Saturday, October 18, 2008

Claremont Book Group -- 90 years old and still going strong

The Claremont Book Club must certainly be one of the oldest book groups in the nation: it has been in continuous existence for 90 years.

Every month, women who live within the gates of the Claremont residential section of Berkeley -- once the most exclusive area in the East Bay -- gather to hear authors talk or to exchange books. Over the years the Claremont Book Group has heard from some of the nation’s most distinguished authors and artists.

The group today holds on to some vestiges of its once-elite roots, but with a Berkeley twist. To be a member, you must live within a 10-block area that is enclosed by brick pillars. The area, adjacent to the Claremont Hotel, was developed in 1905 by the real estate group Mason McDuffie and is home to houses designed by Julia Morgan, John Hudson Thomas and other established architects. These are grand and stately mansions with beveled glass, stucco fronts and price tags topping $2 million.

The 44 members and 20 associates of the Claremont Book Group drink tea and coffee poured from sterling silver tea sets and eat heart healthy salads and lunch dishes, much like their forebears.
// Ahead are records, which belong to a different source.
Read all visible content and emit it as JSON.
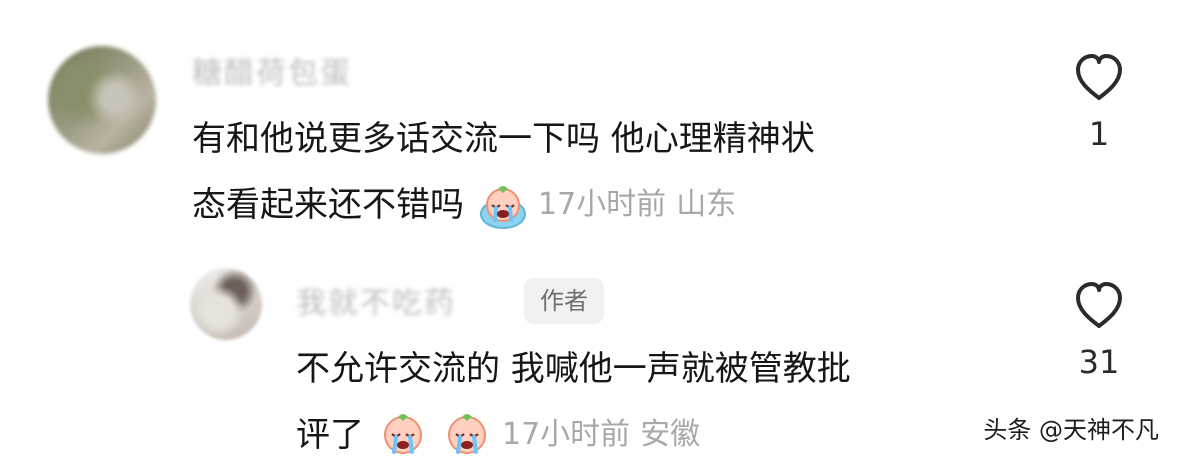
{
  "comments": [
    {
      "username": "糖醋荷包蛋",
      "text_line1": "有和他说更多话交流一下吗 他心理精神状",
      "text_line2": "态看起来还不错吗",
      "time": "17小时前",
      "location": "山东",
      "like_count": "1",
      "emoji": "crying-emoji"
    },
    {
      "username": "我就不吃药",
      "badge": "作者",
      "text_line1": "不允许交流的 我喊他一声就被管教批",
      "text_line2": "评了",
      "time": "17小时前",
      "location": "安徽",
      "like_count": "31",
      "emoji": "crying-emoji"
    }
  ],
  "watermark": "头条 @天神不凡",
  "colors": {
    "text": "#161616",
    "meta": "#a8a8a8",
    "badge_bg": "#f1f1f1",
    "heart": "#2b2b2b"
  }
}
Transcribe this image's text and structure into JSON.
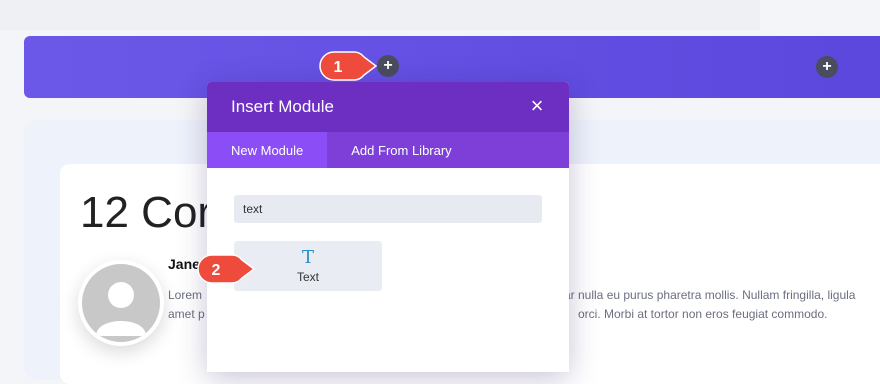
{
  "modal": {
    "title": "Insert Module",
    "close_icon": "×",
    "tabs": [
      {
        "label": "New Module",
        "active": true
      },
      {
        "label": "Add From Library",
        "active": false
      }
    ],
    "search": {
      "value": "text",
      "placeholder": ""
    },
    "modules": [
      {
        "label": "Text",
        "icon": "T"
      }
    ]
  },
  "callouts": [
    {
      "number": "1"
    },
    {
      "number": "2"
    }
  ],
  "add_buttons": {
    "symbol": "+"
  },
  "content": {
    "comments_heading": "12 Cor",
    "author_name": "Jane",
    "comment_lines": [
      "Lorem",
      "amet p",
      "ar nulla eu purus pharetra mollis. Nullam fringilla, ligula",
      "orci. Morbi at tortor non eros feugiat commodo."
    ]
  },
  "colors": {
    "row_purple": "#6c58e8",
    "modal_header": "#6c2fc2",
    "tab_bar": "#7e3fd8",
    "tab_active": "#8b4df5",
    "callout_red": "#ee4b3c",
    "module_icon": "#2b8fc9"
  }
}
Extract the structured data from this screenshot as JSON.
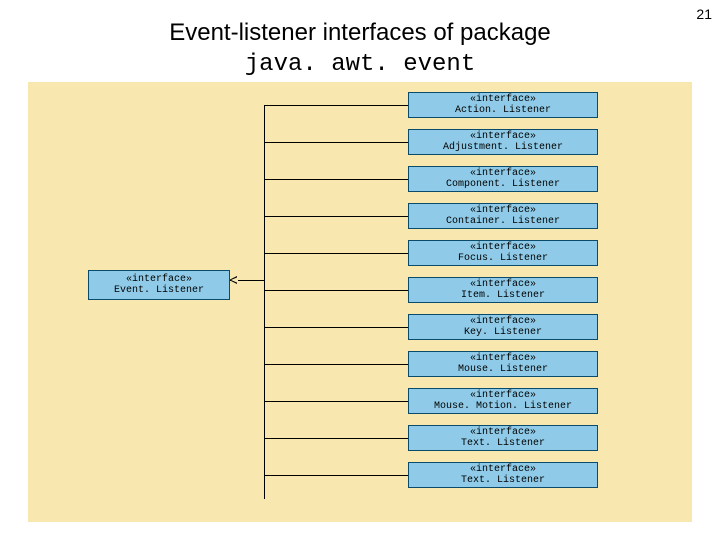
{
  "page_number": "21",
  "title_line1": "Event-listener interfaces of package",
  "title_line2": "java. awt. event",
  "stereotype": "«interface»",
  "root": "Event. Listener",
  "children": [
    "Action. Listener",
    "Adjustment. Listener",
    "Component. Listener",
    "Container. Listener",
    "Focus. Listener",
    "Item. Listener",
    "Key. Listener",
    "Mouse. Listener",
    "Mouse. Motion. Listener",
    "Text. Listener",
    "Text. Listener"
  ]
}
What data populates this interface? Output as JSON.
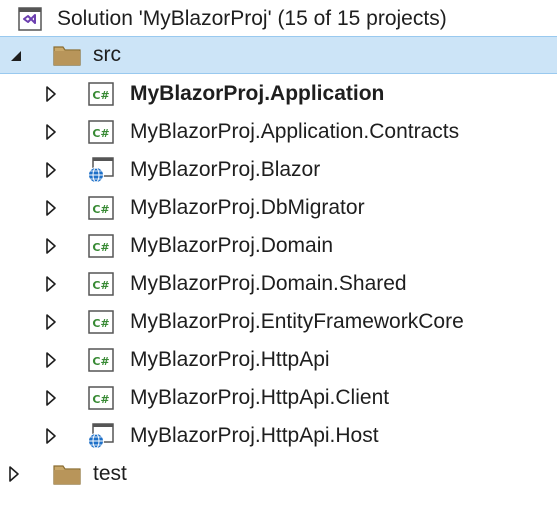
{
  "solution": {
    "label": "Solution 'MyBlazorProj' (15 of 15 projects)",
    "icon": "visual-studio-solution-icon"
  },
  "folders": [
    {
      "label": "src",
      "expanded": true,
      "projects": [
        {
          "label": "MyBlazorProj.Application",
          "icon": "csharp-project-icon",
          "startup": true
        },
        {
          "label": "MyBlazorProj.Application.Contracts",
          "icon": "csharp-project-icon"
        },
        {
          "label": "MyBlazorProj.Blazor",
          "icon": "web-project-icon"
        },
        {
          "label": "MyBlazorProj.DbMigrator",
          "icon": "csharp-project-icon"
        },
        {
          "label": "MyBlazorProj.Domain",
          "icon": "csharp-project-icon"
        },
        {
          "label": "MyBlazorProj.Domain.Shared",
          "icon": "csharp-project-icon"
        },
        {
          "label": "MyBlazorProj.EntityFrameworkCore",
          "icon": "csharp-project-icon"
        },
        {
          "label": "MyBlazorProj.HttpApi",
          "icon": "csharp-project-icon"
        },
        {
          "label": "MyBlazorProj.HttpApi.Client",
          "icon": "csharp-project-icon"
        },
        {
          "label": "MyBlazorProj.HttpApi.Host",
          "icon": "web-project-icon"
        }
      ]
    },
    {
      "label": "test",
      "expanded": false
    }
  ],
  "colors": {
    "selection": "#cce4f7",
    "folder": "#c9a86a",
    "csharp_green": "#388a34",
    "globe_blue": "#1e70c8",
    "vs_purple": "#6c3fb0"
  }
}
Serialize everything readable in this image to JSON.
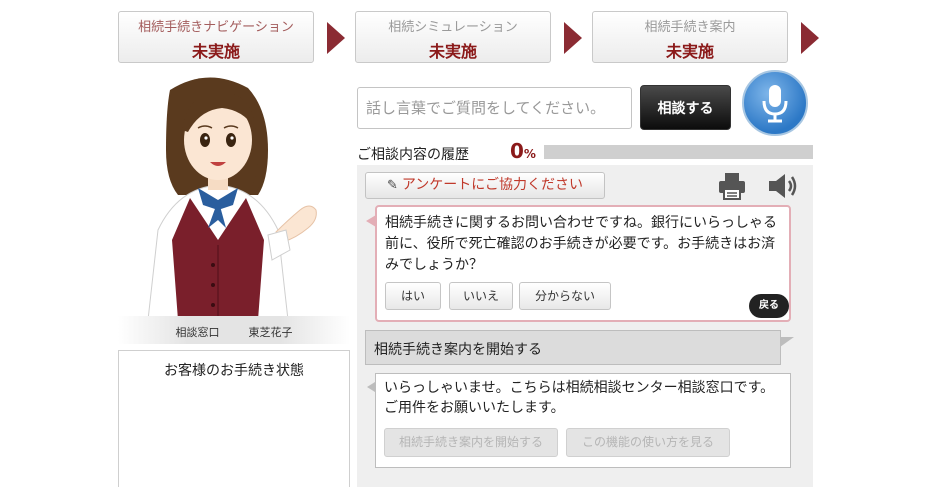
{
  "steps": [
    {
      "title": "相続手続きナビゲーション",
      "status": "未実施"
    },
    {
      "title": "相続シミュレーション",
      "status": "未実施"
    },
    {
      "title": "相続手続き案内",
      "status": "未実施"
    }
  ],
  "avatar": {
    "caption_role": "相談窓口",
    "caption_name": "東芝花子"
  },
  "status_panel": {
    "title": "お客様のお手続き状態"
  },
  "search": {
    "placeholder": "話し言葉でご質問をしてください。",
    "value": ""
  },
  "consult_button": "相談する",
  "history": {
    "label": "ご相談内容の履歴",
    "percent_value": "0",
    "percent_unit": "%",
    "progress": 0
  },
  "survey_button": "アンケートにご協力ください",
  "chat": {
    "bot_message_1": "相続手続きに関するお問い合わせですね。銀行にいらっしゃる前に、役所で死亡確認のお手続きが必要です。お手続きはお済みでしょうか？",
    "options_1": [
      "はい",
      "いいえ",
      "分からない"
    ],
    "back_button": "戻る",
    "user_message": "相続手続き案内を開始する",
    "bot_message_2": "いらっしゃいませ。こちらは相続相談センター相談窓口です。ご用件をお願いいたします。",
    "options_2": [
      "相続手続き案内を開始する",
      "この機能の使い方を見る"
    ]
  },
  "colors": {
    "accent": "#8b1a1a",
    "arrow": "#8b2b33",
    "mic": "#2c78c6",
    "survey_text": "#c0392b"
  }
}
But the house where I attended Thursday’s luncheon had an Obama sign prominently displayed on its front lawn, just like many of its neighboring homes. So while members of the book club may live in elegant houses reminiscent of another era, many of them are resolutely liberal.

I have heard about the Claremont Book Group for years, but since I don’t live within the gates of the Claremont I am not eligible to be a member. I was invited as a guest on Oct. 16 to hear two authors, Peggy Orenstein, a contributing writer to the New York Times Magazine and the author of the memoir Waiting for Daisy, and Sylvia Brownrigg, a novelist with two books coming out in 2008 – The Delivery Room and Morality Tale, set in the nearby Elmwood neighborhood of Berkeley. It was fun to listen to these engaging authors talk about their lives and work while sitting in an elegant living room sipping tea out of a china cup. (And no one seemed to mind when I knocked over a glass of ice water on the Oriental carpet.)

Orenstein and Brownrigg met years ago at a writing group and are now close friends. In a bizarre twist, they and other members of the group found they were writing about similar themes – maternal loss and grief. Orenstein joined the group after suffering numerous miscarriages and round after round of in vitro fertilization treatments. Brownrigg’s second child had been born prematurely and only lived an hour. Another member of the writing group was dealing with the loss of a child to SIDS. “We were all contending with age and grieving and changes of life,” Orenstein explained. “We wanted to break silences and address things people don’t talk about.”

Orenstein had been a successful journalist for years and had published two books before she began working on Waiting for Daisy. But she never felt like a true writer, she said, until she began writing in the first person about her own personal tragedies. She was in Japan on a fellowship when she discovered she was pregnant. Her husband, the filmmaker Steven Okazaki, was back in Berkeley. Joy quickly turned to grief when Orenstein miscarried. Since she was so far from home and couldn’t communicate well in Japanese, Orenstein dealt with her sorrow by writing. She found the writing cathartic, as it helped her cope and make sense of the chaos she felt inside. Years later, Orenstein turned her jottings into a book.

Brownrigg, who is married to Sedge Thomson, the host of the radio show West Coast Live, grew up in Los Altos but lived in London for many years. The Delivery Room is about a therapist and her patients, one of whom is dealing with maternal loss. Morality Tale is set near the area of the Claremont Book Group – but outside its gates – and is a lighter, more humorous book about marriage. Brownrigg will be reading at Mrs. Dalloway’s bookstore on College Avenue in Berkeley at 7:30 p.m. on Saturday Nov. 13th.